Nathan is no fool. He knows I went off the deep end after she died. There are things he doesn’t understand—and doesn’t need to understand—that make talking about this stuff especiallydifficult for me. When Mom passed, I was a mess for all kinds of reasons. I turned to my long-term girlfriend for support through that but didn’t find it. Tiff made all the right noises, and for a while was the very picture of a sympathetic partner. But after a few weeks passed, she seemed to expect me to be back to “normal” and didn’t get the fact that I’d never be “normal” again. The old me was gone, he died with my mother, and Tiff didn’t seem to particularly like the new me. I was still completely fucked up, and she was wanting to go to parties and plan trips to Bermuda with friends. When I called her out on it, she told me I needed to “snap out of it.” That comment came precisely sixteen weeks after my mom’s funeral.

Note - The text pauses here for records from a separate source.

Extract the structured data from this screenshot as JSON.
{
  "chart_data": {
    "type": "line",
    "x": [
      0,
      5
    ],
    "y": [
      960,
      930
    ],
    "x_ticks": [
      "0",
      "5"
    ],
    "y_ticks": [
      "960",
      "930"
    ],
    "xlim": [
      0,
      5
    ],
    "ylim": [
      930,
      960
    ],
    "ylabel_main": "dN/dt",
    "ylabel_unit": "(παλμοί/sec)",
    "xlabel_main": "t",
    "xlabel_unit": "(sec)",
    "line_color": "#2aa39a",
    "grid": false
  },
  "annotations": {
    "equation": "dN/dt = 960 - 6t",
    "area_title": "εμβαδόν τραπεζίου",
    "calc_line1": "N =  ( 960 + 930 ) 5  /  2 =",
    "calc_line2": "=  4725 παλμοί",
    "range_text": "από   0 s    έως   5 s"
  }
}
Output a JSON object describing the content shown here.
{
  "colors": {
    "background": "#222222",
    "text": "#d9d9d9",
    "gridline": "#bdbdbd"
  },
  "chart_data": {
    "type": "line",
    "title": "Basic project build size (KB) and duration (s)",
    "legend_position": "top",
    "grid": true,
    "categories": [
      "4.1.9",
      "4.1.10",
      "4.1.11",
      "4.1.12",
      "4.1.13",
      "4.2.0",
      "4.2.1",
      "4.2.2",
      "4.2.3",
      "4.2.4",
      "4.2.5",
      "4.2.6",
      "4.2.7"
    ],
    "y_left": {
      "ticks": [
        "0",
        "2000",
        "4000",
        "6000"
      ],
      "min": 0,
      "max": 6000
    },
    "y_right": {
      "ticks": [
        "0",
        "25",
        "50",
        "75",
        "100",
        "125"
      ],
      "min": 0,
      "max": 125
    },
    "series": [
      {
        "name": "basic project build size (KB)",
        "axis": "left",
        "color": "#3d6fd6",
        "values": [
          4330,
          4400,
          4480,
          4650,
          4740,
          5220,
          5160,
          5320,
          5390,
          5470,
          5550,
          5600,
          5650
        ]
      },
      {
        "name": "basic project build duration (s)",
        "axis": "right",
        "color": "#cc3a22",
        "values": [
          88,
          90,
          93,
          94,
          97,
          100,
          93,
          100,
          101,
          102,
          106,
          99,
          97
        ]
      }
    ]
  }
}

Needless to say, the relationship didn’t survive, and the pain of that has never left me. I don’t blame her—she was only twenty-two herself, still a kid really—but I have also never forgotten it. Grief is a sneaky beast. It infiltrates every aspect of your life, sometimes without you even noticing. You can appear fine on the surface, but beneath that, the fault lines are spreading through your psyche, a spiderweb of cracks weakening your foundation until you’re ready to collapse. That’s how it was with me, anyway. We all suffered, and we all dealt with it in our own ways. My coping mechanism was work, which is still my great solace in times of stress. Since the team-building event, for example, I’ve been working twenty-hour days.